Janus v. American Federation of State, County, and Municipal Employees

No. 16-1466, Decided June 27, 2018

Appeal of 851 F.3d 746 (7th Cir. 2017)


Under Illinois law, public employees are permitted to unionize, and if the majority of public employees within a bargaining unit vote to be represented by a union, that union becomes the exclusive representative of the bargaining unit to the exclusion of other unions, attorneys or other representatives, and the employees themselves.   Non-members of the union are required to pay an agency fee which in the present matter was equal to approximately 78.06 of full union membership.


Janus, the Petitioner in this case, was a public employee who was represented by a public sector Union.  He had consistently refused to join the union and brought suit questioning the constitutionality of the laws which authorized the imposition of agency fees.
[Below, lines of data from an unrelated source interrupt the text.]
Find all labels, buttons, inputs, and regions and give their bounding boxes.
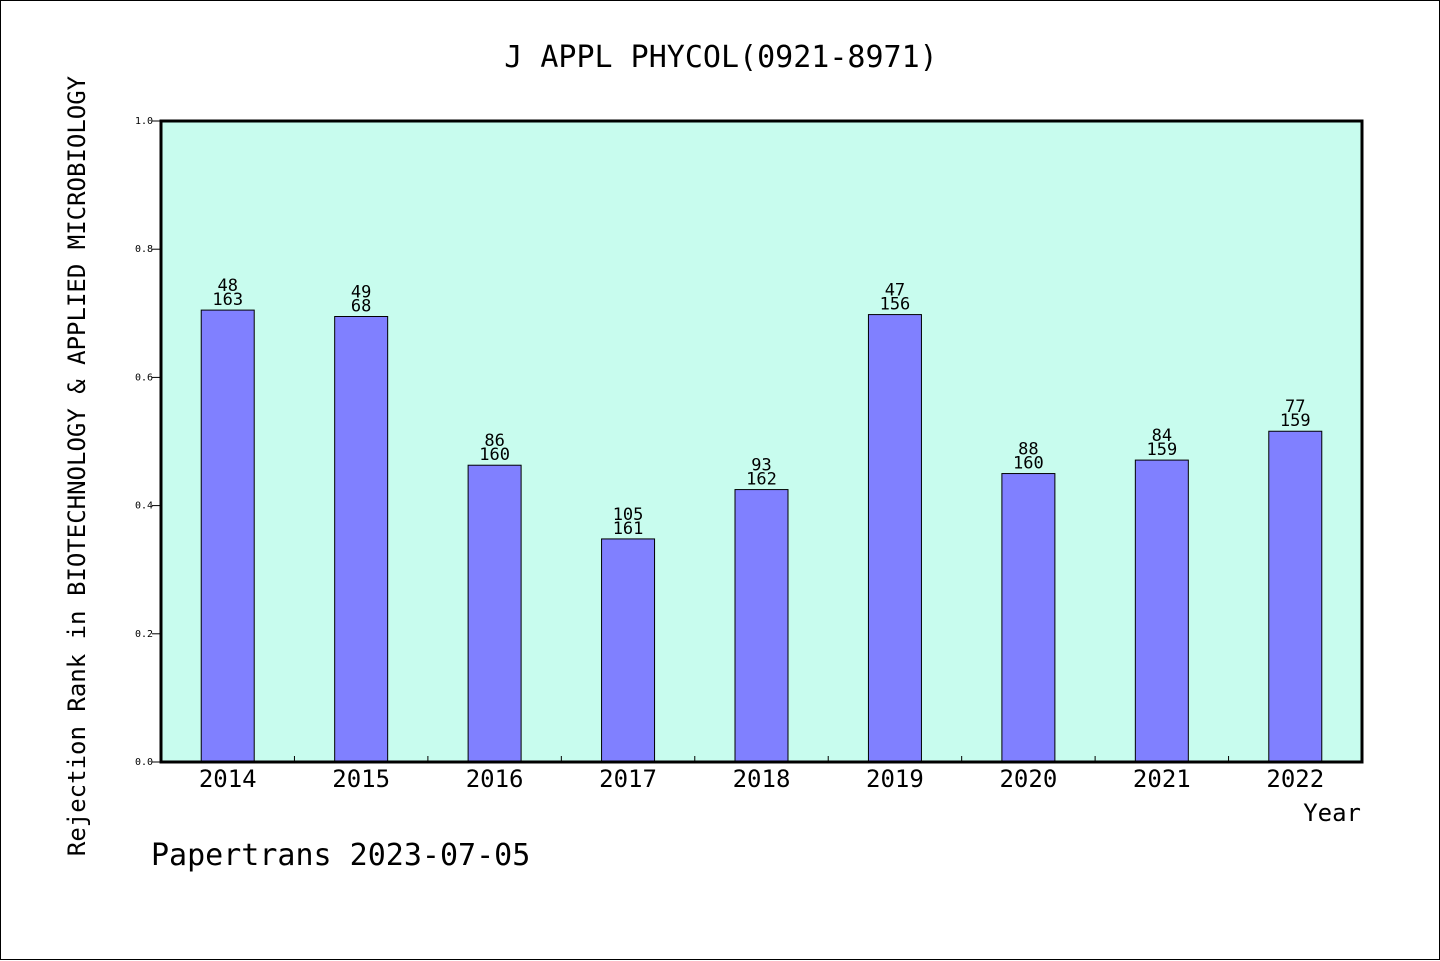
bar-rank-label: 93 xyxy=(751,456,771,476)
x-tick-label: 2014 xyxy=(199,765,257,793)
bar-total-label: 163 xyxy=(212,290,243,310)
plot-border xyxy=(159,119,1364,764)
bar-total-label: 159 xyxy=(1146,440,1177,460)
x-axis-label: Year xyxy=(1303,799,1361,827)
x-tick-label: 2017 xyxy=(599,765,657,793)
bar-total-label: 160 xyxy=(479,445,510,465)
y-tick-label: 1.0 xyxy=(135,116,153,127)
bar-2015 xyxy=(334,316,389,763)
bar-2018 xyxy=(734,489,789,763)
bar-rank-label: 84 xyxy=(1152,426,1172,446)
bar-total-label: 160 xyxy=(1013,454,1044,474)
bar-rank-label: 47 xyxy=(885,281,905,301)
y-tick-label: 0.8 xyxy=(135,244,153,255)
bar-rank-label: 77 xyxy=(1285,397,1305,417)
bars xyxy=(200,309,1323,763)
bar-2019 xyxy=(867,314,922,763)
x-tick-label: 2016 xyxy=(466,765,524,793)
bar-2016 xyxy=(467,464,522,763)
bar-rank-label: 86 xyxy=(484,431,504,451)
bar-2014 xyxy=(200,309,255,763)
bar-rank-label: 105 xyxy=(613,505,644,525)
y-tick-label: 0.6 xyxy=(135,372,153,383)
y-tick-label: 0.0 xyxy=(135,757,153,768)
x-tick-label: 2020 xyxy=(999,765,1057,793)
x-tick-label: 2022 xyxy=(1266,765,1324,793)
chart-title: J APPL PHYCOL(0921-8971) xyxy=(504,40,937,75)
bar-2021 xyxy=(1134,459,1189,763)
bar-total-label: 161 xyxy=(613,519,644,539)
y-axis-ticks: 0.0 0.2 0.4 0.6 0.8 1.0 xyxy=(135,116,161,768)
y-tick-label: 0.2 xyxy=(135,629,153,640)
y-axis-label: Rejection Rank in BIOTECHNOLOGY & APPLIE… xyxy=(63,75,91,856)
bar-2017 xyxy=(601,538,656,763)
bar-rank-label: 88 xyxy=(1018,440,1038,460)
bar-2020 xyxy=(1001,473,1056,763)
bar-2022 xyxy=(1268,430,1323,763)
bar-rank-label: 48 xyxy=(217,276,237,296)
x-tick-label: 2018 xyxy=(733,765,791,793)
x-tick-label: 2019 xyxy=(866,765,924,793)
footer-credit: Papertrans 2023-07-05 xyxy=(151,838,530,873)
y-tick-label: 0.4 xyxy=(135,501,153,512)
x-tick-label: 2021 xyxy=(1133,765,1191,793)
bar-total-label: 68 xyxy=(351,297,371,317)
x-tick-label: 2015 xyxy=(332,765,390,793)
bar-total-label: 159 xyxy=(1280,411,1311,431)
bar-rank-label: 49 xyxy=(351,283,371,303)
bar-total-label: 156 xyxy=(880,295,911,315)
x-axis-ticks: 2014 2015 2016 2017 2018 2019 2020 2021 2022 xyxy=(199,756,1324,793)
bar-total-label: 162 xyxy=(746,470,777,490)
In 1977, the case of Abood v. Detroit Board of Education, upheld a similar law which required the payment of agency fees to a union by a public sector employee.  The decision in Abood noted that non-members could be reaping the benefits of union representation and expressed that the States had an interest in promoting “labor peace.”  Noting a departure from this line of thinking, the Court references its recent decisions in Knox v. Service Employees, and Harris, supra, which make reference to the questionable justifications for the decision in Abood and decline to extend it beyond the parameters which it squarely controls.


After discussing the various concerns of the Court related to the right to free speech guaranteed under the First Amendment to the Constitution of the United States, the Court concluded that the imposition of agency fees by a Union on non-member public sector employees is a violation of their right to free speech, and expressly overruled its decision in Abood.